The territory the size of Portugal is crisscrossed by rivers and has 96 percent rainforest coverage -- but only 400 kilometres (250 miles) of roads, all of them along its coastal strip.
Interior communities have long relied on small planes to keep them connected to the capital Cayenne, home to half the population of 300,000.
Seven of the territory's 22 communes have no roads.
"Being landlocked kills the economy, social life, future prospects. This evil is eating away at our country," said Philippe Dekon, who heads a group called the Apachi citizens' collective calling for better road access.
Many are reverting to slow deliveries by pirogue -- the narrow canoes that traditionally ply the vast Amazon river network in the territory bordering Brazil.
Local activists and leaders have agreed to set up a commission to carry out the necessary studies and create an investment fund for new roads by the end of 2024, seeking private money if Paris fails to cough up.
Though the territory voted to remain fully part of France in a 2010 referendum, a long history of colonialism has left locals ambivalent about the distant centre.

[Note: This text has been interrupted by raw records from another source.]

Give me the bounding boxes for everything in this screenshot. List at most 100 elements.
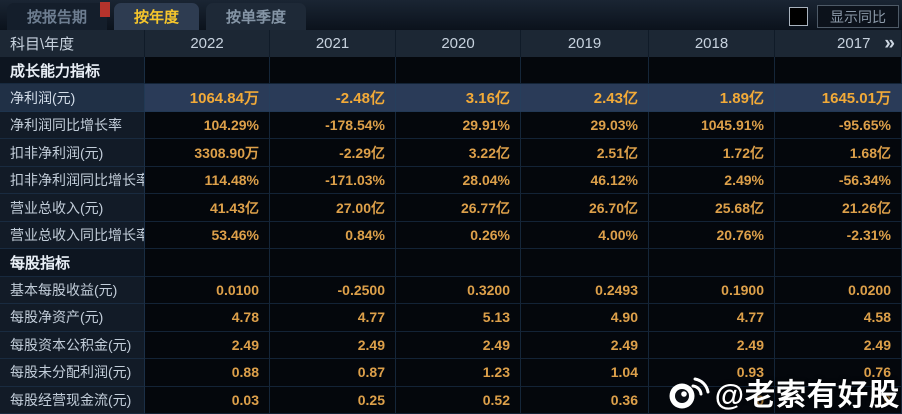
- cell-value: 46.12%: [521, 166, 649, 195]
- row-label: 每股经营现金流(元): [0, 386, 145, 414]
- cell-value: 2.49: [145, 331, 270, 360]
- year-header-2020[interactable]: 2020: [396, 30, 521, 57]
- cell-value: -171.03%: [270, 166, 396, 195]
- table-row[interactable]: 基本每股收益(元) 0.0100 -0.2500 0.3200 0.2493 0.1900…: [0, 276, 902, 305]
- cell-value: [270, 249, 396, 277]
- cell-value: 1.72亿: [649, 139, 775, 167]
- cell-value: 114.48%: [145, 166, 270, 195]
- show-yoy-checkbox[interactable]: [789, 7, 808, 26]
- cell-value: 1045.91%: [649, 111, 775, 140]
- cell-value: 1.04: [521, 359, 649, 387]
- cell-value: [270, 57, 396, 85]
- cell-value: 27.00亿: [270, 194, 396, 222]
- row-label: 每股指标: [0, 249, 145, 277]
- cell-value: 29.03%: [521, 111, 649, 140]
- table-row[interactable]: 营业总收入(元) 41.43亿 27.00亿 26.77亿 26.70亿 25.68亿 21…: [0, 194, 902, 222]
- table-row[interactable]: 每股资本公积金(元) 2.49 2.49 2.49 2.49 2.49 2.49: [0, 331, 902, 360]
- cell-value: 2.49: [649, 331, 775, 360]
- cell-value: 1645.01万: [775, 84, 902, 112]
- cell-value: [521, 57, 649, 85]
- cell-value: [396, 249, 521, 277]
- row-label: 基本每股收益(元): [0, 276, 145, 305]
- red-badge: [100, 2, 110, 17]
- row-label: 成长能力指标: [0, 57, 145, 85]
- cell-value: 53.46%: [145, 221, 270, 250]
- cell-value: [649, 249, 775, 277]
- cell-value: 41.43亿: [145, 194, 270, 222]
- cell-value: 1064.84万: [145, 84, 270, 112]
- table-row[interactable]: 每股净资产(元) 4.78 4.77 5.13 4.90 4.77 4.58: [0, 304, 902, 332]
- cell-value: [145, 57, 270, 85]
- cell-value: -95.65%: [775, 111, 902, 140]
- cell-value: 0.84%: [270, 221, 396, 250]
- table-row[interactable]: 净利润(元) 1064.84万 -2.48亿 3.16亿 2.43亿 1.89亿 1645.…: [0, 84, 902, 112]
- cell-value: 0.26%: [396, 221, 521, 250]
- table-row[interactable]: 每股未分配利润(元) 0.88 0.87 1.23 1.04 0.93 0.76: [0, 359, 902, 387]
- cell-value: 0.76: [775, 359, 902, 387]
- cell-value: -56.34%: [775, 166, 902, 195]
- cell-value: 0.52: [396, 386, 521, 414]
- cell-value: [775, 249, 902, 277]
- cell-value: 0.88: [145, 359, 270, 387]
- cell-value: 4.90: [521, 304, 649, 332]
- row-label: 扣非净利润同比增长率: [0, 166, 145, 195]
- cell-value: 28.04%: [396, 166, 521, 195]
- cell-value: 4.00%: [521, 221, 649, 250]
- year-header-2021[interactable]: 2021: [270, 30, 396, 57]
- show-yoy-label[interactable]: 显示同比: [817, 5, 899, 28]
- financial-table: 科目\年度 2022 2021 2020 2019 2018 2017 » 成长…: [0, 30, 902, 414]
- cell-value: 0: [649, 386, 775, 414]
- cell-value: [521, 249, 649, 277]
- cell-value: 5.13: [396, 304, 521, 332]
- cell-value: [775, 57, 902, 85]
- cell-value: 20.76%: [649, 221, 775, 250]
- table-row[interactable]: 每股经营现金流(元) 0.03 0.25 0.52 0.36 0 9: [0, 386, 902, 414]
- cell-value: 2.51亿: [521, 139, 649, 167]
- cell-value: 4.58: [775, 304, 902, 332]
- cell-value: 0.36: [521, 386, 649, 414]
- tab-by-report-period[interactable]: 按报告期: [7, 3, 108, 30]
- cell-value: 0.3200: [396, 276, 521, 305]
- cell-value: 1.23: [396, 359, 521, 387]
- cell-value: 2.49: [396, 331, 521, 360]
- cell-value: 0.1900: [649, 276, 775, 305]
- cell-value: 4.78: [145, 304, 270, 332]
- cell-value: -2.31%: [775, 221, 902, 250]
- year-header-2017-label: 2017: [837, 35, 871, 52]
- row-label: 营业总收入同比增长率: [0, 221, 145, 250]
- year-header-2022[interactable]: 2022: [145, 30, 270, 57]
- cell-value: 104.29%: [145, 111, 270, 140]
- tab-bar: 按报告期 按年度 按单季度 显示同比: [0, 0, 902, 30]
- cell-value: 0.87: [270, 359, 396, 387]
- year-header-2019[interactable]: 2019: [521, 30, 649, 57]
- cell-value: [649, 57, 775, 85]
- cell-value: -2.48亿: [270, 84, 396, 112]
- table-body: 成长能力指标 净利润(元) 1064.84万 -2.48亿 3.16亿 2.43亿 1.89…: [0, 57, 902, 414]
- cell-value: 4.77: [270, 304, 396, 332]
- cell-value: 3.16亿: [396, 84, 521, 112]
- cell-value: 0.0200: [775, 276, 902, 305]
- section-row: 成长能力指标: [0, 57, 902, 85]
- cell-value: 29.91%: [396, 111, 521, 140]
- row-label: 营业总收入(元): [0, 194, 145, 222]
- table-row[interactable]: 净利润同比增长率 104.29% -178.54% 29.91% 29.03% 1045.…: [0, 111, 902, 140]
- table-row[interactable]: 扣非净利润(元) 3308.90万 -2.29亿 3.22亿 2.51亿 1.72亿 1.6…: [0, 139, 902, 167]
- tab-by-year[interactable]: 按年度: [114, 3, 200, 30]
- more-years-icon[interactable]: »: [884, 32, 894, 54]
- cell-value: 1.68亿: [775, 139, 902, 167]
- top-controls: 显示同比: [789, 5, 899, 28]
- cell-value: 4.77: [649, 304, 775, 332]
- table-row[interactable]: 营业总收入同比增长率 53.46% 0.84% 0.26% 4.00% 20.76% -2.…: [0, 221, 902, 250]
- cell-value: -178.54%: [270, 111, 396, 140]
- row-label: 净利润(元): [0, 84, 145, 112]
- year-header-2018[interactable]: 2018: [649, 30, 775, 57]
- cell-value: 0.0100: [145, 276, 270, 305]
- cell-value: 0.03: [145, 386, 270, 414]
- cell-value: 1.89亿: [649, 84, 775, 112]
- table-row[interactable]: 扣非净利润同比增长率 114.48% -171.03% 28.04% 46.12% 2.4…: [0, 166, 902, 195]
- cell-value: 2.43亿: [521, 84, 649, 112]
- cell-value: -2.29亿: [270, 139, 396, 167]
- row-label: 净利润同比增长率: [0, 111, 145, 140]
- tab-by-quarter[interactable]: 按单季度: [206, 3, 307, 30]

"If the state doesn't want to help us, we will go ahead anyway. It is up to us to organise ourselves without it," said Michel-Ange Jeremie, president of the local mayors' association.
But the head of the local authority, Gabriel Serville, is not optimistic.
"It's impossible, given the tightness of our finances," he said.
"We are being asked to do what the French state has not managed to do in 400 years. We must go see the government and Europe to say that Guiana cannot continue to suffer in this situation."